The dog barks, and the clock bongs. The kids grew up with the show. They just took it for granted.
— Dottie Ray

Ray and her husband lived for three years in Albany, New York, before returning to Iowa where she remained for the rest of her life. Ray was afterwards offered a morning slot on Iowa City radio station KXIC. She refused, citing childcare constraints, but the station persisted and offered to set up a studio in her home. She presented a 15-minute interview segment, with guests sitting on her living room with a cup of coffee. On occasion, guests failed to show, and Ray ad-libbed with personal recollections. She stated that these were the shows that received the most response from members of the public. Broadcasting from home came with its own pitfalls; once, Dottie's daughter Amy unplugged the microphone and stopped the show, and on another occasion, a repairman who had been ringing the doorbell to no response entered to find out that he was on the air.

She joined KXIC around 1959 and broadcast a show as "President Alice". In this role she interviewed children on their birthdays and gave them cupcakes. She later said "If I'd had my druthers, I would have only interviewed children all my life". The first episode of the Dottie Ray Show was broadcast on September 4, 1959. On this 15-minute programme she interviewed local personalities, with a focus on arts and culture. Ray was one of the first women to host their own radio talk show. Ray was responsible for booking her own guests. When KXIC was sold in 1980, the new owners canceled Ray's show; it was saved after advertisers threatened en masse to cancel their contracts and was returned to the air within the week. After long airing at 11:45 am, the show moved to 8:45 am in 2003.

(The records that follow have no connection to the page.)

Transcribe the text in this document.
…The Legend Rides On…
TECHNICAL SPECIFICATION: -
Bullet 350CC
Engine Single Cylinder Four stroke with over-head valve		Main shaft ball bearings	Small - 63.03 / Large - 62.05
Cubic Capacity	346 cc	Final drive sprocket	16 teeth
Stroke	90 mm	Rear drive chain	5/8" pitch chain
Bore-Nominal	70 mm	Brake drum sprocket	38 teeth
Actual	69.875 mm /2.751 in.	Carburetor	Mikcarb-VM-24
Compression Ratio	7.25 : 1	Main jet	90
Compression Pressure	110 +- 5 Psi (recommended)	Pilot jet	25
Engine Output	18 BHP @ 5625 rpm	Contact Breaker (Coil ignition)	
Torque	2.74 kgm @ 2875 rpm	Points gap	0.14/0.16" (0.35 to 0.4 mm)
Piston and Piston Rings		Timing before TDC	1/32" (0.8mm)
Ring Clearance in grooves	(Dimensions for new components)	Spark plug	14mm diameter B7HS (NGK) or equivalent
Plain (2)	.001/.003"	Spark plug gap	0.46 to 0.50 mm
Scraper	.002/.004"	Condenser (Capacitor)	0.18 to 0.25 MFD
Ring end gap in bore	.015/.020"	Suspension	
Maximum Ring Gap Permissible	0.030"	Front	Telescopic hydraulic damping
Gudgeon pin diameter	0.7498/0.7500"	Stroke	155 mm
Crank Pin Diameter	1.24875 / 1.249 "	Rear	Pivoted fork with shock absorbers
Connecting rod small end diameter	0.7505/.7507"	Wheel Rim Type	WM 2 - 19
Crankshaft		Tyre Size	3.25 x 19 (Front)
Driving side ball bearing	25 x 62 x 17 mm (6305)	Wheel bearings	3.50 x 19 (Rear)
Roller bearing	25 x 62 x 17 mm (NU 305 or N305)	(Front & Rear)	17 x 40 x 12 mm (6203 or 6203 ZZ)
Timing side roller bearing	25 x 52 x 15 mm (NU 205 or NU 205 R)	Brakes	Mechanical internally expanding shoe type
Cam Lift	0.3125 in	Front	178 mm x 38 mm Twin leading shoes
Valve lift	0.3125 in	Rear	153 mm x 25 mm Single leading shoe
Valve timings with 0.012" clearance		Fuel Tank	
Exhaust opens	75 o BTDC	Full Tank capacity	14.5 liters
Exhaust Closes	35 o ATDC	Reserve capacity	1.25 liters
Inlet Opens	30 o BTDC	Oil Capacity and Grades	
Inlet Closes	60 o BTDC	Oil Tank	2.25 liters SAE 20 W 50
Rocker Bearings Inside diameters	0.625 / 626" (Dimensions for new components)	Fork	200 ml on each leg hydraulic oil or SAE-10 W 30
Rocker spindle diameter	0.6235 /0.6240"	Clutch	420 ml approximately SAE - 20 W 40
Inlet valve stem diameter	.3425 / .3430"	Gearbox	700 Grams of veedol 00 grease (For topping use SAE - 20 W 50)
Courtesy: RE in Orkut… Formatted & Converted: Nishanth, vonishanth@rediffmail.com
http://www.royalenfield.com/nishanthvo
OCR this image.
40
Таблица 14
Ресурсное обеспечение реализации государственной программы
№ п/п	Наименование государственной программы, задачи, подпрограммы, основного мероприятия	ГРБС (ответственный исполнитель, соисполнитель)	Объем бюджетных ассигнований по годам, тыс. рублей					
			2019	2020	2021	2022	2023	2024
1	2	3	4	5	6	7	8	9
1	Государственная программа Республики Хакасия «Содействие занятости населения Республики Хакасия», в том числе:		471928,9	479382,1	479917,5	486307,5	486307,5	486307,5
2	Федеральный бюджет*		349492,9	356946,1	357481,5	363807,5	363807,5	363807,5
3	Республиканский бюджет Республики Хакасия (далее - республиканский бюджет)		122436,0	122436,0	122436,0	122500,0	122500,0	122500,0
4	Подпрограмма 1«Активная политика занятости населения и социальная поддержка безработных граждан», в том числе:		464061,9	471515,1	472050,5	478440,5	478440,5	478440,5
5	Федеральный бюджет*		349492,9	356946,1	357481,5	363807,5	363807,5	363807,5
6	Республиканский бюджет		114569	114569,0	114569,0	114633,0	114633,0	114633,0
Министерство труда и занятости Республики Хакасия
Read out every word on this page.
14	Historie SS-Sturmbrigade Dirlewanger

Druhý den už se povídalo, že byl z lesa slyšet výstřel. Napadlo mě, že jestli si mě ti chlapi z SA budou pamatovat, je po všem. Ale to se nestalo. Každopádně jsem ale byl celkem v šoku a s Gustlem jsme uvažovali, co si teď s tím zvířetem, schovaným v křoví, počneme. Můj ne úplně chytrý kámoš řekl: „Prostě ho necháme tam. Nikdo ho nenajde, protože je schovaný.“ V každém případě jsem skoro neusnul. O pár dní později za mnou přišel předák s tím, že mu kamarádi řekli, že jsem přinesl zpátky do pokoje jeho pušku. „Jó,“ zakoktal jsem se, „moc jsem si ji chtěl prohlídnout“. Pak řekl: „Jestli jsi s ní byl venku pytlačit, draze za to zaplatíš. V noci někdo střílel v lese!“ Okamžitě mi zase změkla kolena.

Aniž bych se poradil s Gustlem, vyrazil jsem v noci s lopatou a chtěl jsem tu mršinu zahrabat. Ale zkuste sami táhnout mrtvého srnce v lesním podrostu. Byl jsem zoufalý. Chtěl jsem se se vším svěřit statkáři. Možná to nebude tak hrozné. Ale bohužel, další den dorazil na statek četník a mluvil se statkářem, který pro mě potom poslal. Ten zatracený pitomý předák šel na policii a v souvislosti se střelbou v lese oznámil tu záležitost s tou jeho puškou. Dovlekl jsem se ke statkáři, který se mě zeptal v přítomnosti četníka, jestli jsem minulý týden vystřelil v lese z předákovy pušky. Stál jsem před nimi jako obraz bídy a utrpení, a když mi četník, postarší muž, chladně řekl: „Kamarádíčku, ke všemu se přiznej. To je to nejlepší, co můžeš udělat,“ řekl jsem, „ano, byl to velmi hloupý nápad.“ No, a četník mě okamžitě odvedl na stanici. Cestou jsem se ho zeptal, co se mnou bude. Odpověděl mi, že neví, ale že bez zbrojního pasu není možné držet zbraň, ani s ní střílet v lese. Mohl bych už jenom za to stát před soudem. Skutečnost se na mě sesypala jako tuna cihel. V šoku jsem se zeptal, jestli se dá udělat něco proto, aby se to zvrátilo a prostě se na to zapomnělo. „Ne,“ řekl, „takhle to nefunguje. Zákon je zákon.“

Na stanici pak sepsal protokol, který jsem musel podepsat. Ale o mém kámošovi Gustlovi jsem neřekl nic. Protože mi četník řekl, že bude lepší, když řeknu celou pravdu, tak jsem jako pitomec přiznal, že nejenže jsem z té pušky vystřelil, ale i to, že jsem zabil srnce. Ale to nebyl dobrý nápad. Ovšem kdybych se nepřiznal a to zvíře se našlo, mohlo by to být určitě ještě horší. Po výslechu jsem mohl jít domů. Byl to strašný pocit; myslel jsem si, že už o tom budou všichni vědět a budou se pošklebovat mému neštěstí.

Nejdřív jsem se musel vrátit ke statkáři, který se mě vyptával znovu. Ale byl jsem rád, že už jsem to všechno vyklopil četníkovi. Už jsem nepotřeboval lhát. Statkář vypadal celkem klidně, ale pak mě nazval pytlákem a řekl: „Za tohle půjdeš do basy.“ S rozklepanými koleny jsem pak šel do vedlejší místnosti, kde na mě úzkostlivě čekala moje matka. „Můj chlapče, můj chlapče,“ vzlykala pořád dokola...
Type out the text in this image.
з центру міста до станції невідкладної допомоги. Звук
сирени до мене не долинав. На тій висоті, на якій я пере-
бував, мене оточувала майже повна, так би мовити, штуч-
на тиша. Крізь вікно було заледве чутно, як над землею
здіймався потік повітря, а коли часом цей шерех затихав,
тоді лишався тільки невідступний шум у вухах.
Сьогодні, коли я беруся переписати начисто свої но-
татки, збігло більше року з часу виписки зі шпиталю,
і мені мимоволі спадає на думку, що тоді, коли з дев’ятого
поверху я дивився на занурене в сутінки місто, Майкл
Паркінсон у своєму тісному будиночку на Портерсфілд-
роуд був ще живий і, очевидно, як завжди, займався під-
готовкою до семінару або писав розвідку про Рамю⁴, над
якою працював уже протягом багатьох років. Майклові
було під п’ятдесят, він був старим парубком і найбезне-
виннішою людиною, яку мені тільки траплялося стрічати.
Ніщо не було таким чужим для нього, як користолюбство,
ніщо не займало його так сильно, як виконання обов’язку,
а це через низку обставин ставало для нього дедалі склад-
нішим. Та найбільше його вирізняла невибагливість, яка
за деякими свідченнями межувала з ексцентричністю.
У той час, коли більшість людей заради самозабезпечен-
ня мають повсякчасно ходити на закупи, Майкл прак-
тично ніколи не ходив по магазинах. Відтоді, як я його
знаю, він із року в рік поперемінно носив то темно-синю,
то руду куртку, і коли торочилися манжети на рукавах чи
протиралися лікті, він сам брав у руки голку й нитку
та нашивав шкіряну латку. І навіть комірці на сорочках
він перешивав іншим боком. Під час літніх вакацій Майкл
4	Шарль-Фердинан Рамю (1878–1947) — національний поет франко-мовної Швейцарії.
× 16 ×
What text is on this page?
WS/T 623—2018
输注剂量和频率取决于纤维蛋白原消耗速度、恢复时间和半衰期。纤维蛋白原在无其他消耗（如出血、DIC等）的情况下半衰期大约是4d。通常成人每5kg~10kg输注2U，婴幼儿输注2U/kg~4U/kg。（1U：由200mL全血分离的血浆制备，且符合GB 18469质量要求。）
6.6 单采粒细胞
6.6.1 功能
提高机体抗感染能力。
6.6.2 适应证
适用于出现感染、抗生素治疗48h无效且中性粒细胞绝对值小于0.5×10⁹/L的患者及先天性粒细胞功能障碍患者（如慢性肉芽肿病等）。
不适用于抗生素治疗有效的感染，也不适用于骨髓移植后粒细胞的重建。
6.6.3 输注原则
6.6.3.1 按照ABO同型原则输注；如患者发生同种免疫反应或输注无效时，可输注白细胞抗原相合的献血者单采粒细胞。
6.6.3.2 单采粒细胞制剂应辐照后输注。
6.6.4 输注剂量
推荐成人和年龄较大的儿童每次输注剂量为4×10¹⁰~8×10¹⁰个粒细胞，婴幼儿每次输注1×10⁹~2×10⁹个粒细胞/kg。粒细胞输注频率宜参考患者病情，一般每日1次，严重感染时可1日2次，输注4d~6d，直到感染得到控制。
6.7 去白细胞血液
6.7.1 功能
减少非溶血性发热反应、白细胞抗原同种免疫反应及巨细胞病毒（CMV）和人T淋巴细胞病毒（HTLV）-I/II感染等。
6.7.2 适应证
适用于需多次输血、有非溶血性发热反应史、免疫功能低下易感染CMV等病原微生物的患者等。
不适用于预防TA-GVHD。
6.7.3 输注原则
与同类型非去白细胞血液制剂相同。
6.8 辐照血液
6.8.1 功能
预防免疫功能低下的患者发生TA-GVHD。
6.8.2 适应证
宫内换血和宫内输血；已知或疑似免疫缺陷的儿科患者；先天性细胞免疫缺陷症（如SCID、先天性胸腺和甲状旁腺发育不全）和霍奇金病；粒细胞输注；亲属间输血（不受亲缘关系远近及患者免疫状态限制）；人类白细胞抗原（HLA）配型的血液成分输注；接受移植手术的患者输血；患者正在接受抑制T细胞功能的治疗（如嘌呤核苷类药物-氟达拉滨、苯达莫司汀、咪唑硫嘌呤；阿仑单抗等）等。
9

Ray's husband, who became director of the University of Iowa's Institute of Public Affairs, died in 1982. Ray was entered into the Iowa Broadcasters Association Hall of Fame in 2008 and received the national Marconi Small Market Personality of the Year award in 2014. The final episode of the Dottie Ray Show was broadcast from Ray's home on May 13, 2014. She broadcast 14,444 shows in which she interviewed 32,397 people. Her final show was an hour long and Ray was interviewed by KXIC's morning show host Jay Capron. In June 2016 the Coralville Center for the Performing Arts screened a documentary about Ray, Staying Tuned: The Dottie Ray Story. Ray's death, at the age of 93, was announced by KXIC on August 9, 2016.